Moreover, even if the Court was to conclude that Defendant violated Plaintiff's substantive due process rights under the Fourteenth Amendment, Defendant is entitled to qualified immunity.*fn4 "[G]overnment officials performing discretionary functions are shielded from liability for civil damages insofar as their conduct does not violate clearly established statutory or constitutional rights of which a reasonable person would have known." Harlow v. Fitzgerald, 457 U.S. 800, 818 (1982). In determining whether qualified immunity applies, the Court should consider: 1) whether the facts, as alleged by Plaintiff, "make out a violation of a constitutional right"; and 2) whether Plaintiff's right was clearly established at the time of the alleged violation. Pearson v. Callahan, 555 U.S. 223, 232 (2009). Courts have "discretion to grant qualified immunity on the basis of the 'clearly established' prong alone, without deciding in the first instance whether any right had been violated." James v.
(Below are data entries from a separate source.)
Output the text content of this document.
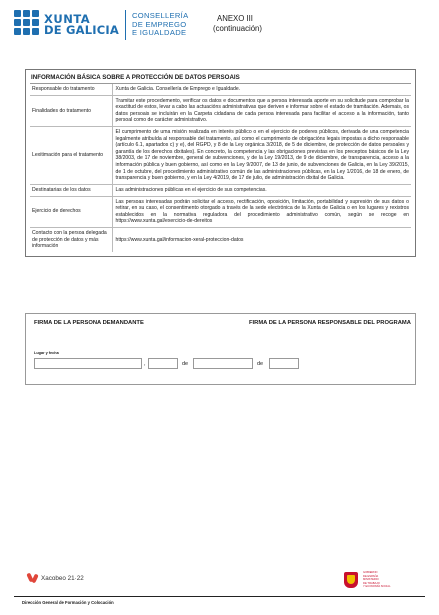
XUNTA
DE GALICIA
CONSELLERÍA
DE EMPREGO
E IGUALDADE
ANEXO III
(continuación)
INFORMACIÓN BÁSICA SOBRE A PROTECCIÓN DE DATOS PERSOAIS
Responsable do tratamento	Xunta de Galicia. Consellería de Emprego e Igualdade.
Finalidades do tratamento	Tramitar este procedemento, verificar os datos e documentos que a persoa interesada aporte en su solicitude para comprobar la exactitud de estos, levar a cabo las actuacións administrativas que deriven e informar sobre el estado de tramitación. Ademais, os datos persoais se incluirán en la Carpeta cidadana de cada persoa interesada para facilitar el acceso a la información, tanto persoal como de carácter administrativo.
Lexitimación para el tratamento	El cumprimento de uma misión realizada en interés público o en el ejercicio de poderes públicos, derivada de una competencia legalmente atribuída al responsable del tratamento, así como el cumprimento de obrigacións legais impostas a dicho responsable (artículo 6.1, apartados c) y e), del RGPD, y 8 de la Ley orgánica 3/2018, de 5 de diciembre, de protección de datos persoales y garantía de los derechos dixitales). En concreto, la competencia y las obrigaciones previstas en los preceptos básicos de la Ley 38/2003, de 17 de noviembre, general de subvenciones, y de la Ley 19/2013, de 9 de diciembre, de transparencia, acceso a la información pública y buen gobierno, así como en la Ley 9/2007, de 13 de junio, de subvenciones de Galicia, en la Ley 39/2015, de 1 de octubre, del procedimiento administrativo común de las administraciones públicas, en la Ley 1/2016, de 18 de enero, de transparencia y buen gobierno, y en la Ley 4/2019, de 17 de julio, de administración dixital de Galicia.
Destinatarias de los datos	Las administraciones públicas en el ejercicio de sus competencias.
Ejercicio de derechos	Las persoas interesadas podrán solicitar el acceso, rectificación, oposición, limitación, portabilidad y supresión de sus datos o retirar, en su caso, el consentimento otorgado a través de la sede electrónica de la Xunta de Galicia o en los lugares y rexistros establecidos en la normativa reguladora del procedimiento administrativo común, según se recoge en https://www.xunta.gal/exercicio-de-dereitos
Contacto con la persoa delegada de protección de datos y más información	https://www.xunta.gal/informacion-xeral-proteccion-datos
FIRMA DE LA PERSONA DEMANDANTE	FIRMA DE LA PERSONA RESPONSABLE DEL PROGRAMA
Lugar y fecha
,	de	de
Xacobeo 21·22
GOBIERNO
DE ESPAÑA
MINISTERIO
DE TRABAJO
Y ECONOMÍA SOCIAL
Dirección General de Formación y Colocación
Rowlands, 606 F.3d 646, 651 (9th Cir. 2010). "For a constitutional right to be clearly established, its contours must be sufficiently clear that a reasonable official would understand that what he is doing violates that right."

Hope v. Pelzer, 536 U.S. 730, 739 (2002).

In light of CHRB's discretion to deny or refuse Plaintiff's license application based upon Plaintiff's criminal convictions and his license suspensions/revocations in sister-states, Plaintiff has failed to demonstrate that he had a clearly established statutory or constitutional right to have his licenses renewed. Thus, Defendant is entitled to qualified immunity in the instant § 1983 action.

Accordingly, the Court grants Defendant's motion to dismiss Plaintiff's first cause of action. Because the Court determines that any amendment of Plaintiff's claim under 42 U.S.C. § 1983 would be futile, it dismisses Plaintiff's first cause of action without leave to amend. See Reddy v. Litton Industries, Inc., 912 F.2d 291, 296-97 (9th Cir. 1990).

B. Plaintiff's State Claims.

Having dismissed Plaintiff's sole federal claim, the Court declines to exercise supplemental jurisdiction over Plaintiff's state law claims under 28 U.S.C. § 1367(c)(3), and remands the matter to Sacramento County Superior Court.


For the reasons stated above, Defendant's Motion to Dismiss Plaintiff's Complaint (ECF No. 33) is GRANTED without leave to amend as to Plaintiff's First Cause of Action, and the Court declines to exercise supplemental jurisdiction over the remaining state-law claims.

The Clerk of the Court is directed to remand this case to the originating state court, the Superior Court of the State of California in and for the County of Sacramento, for final adjudication.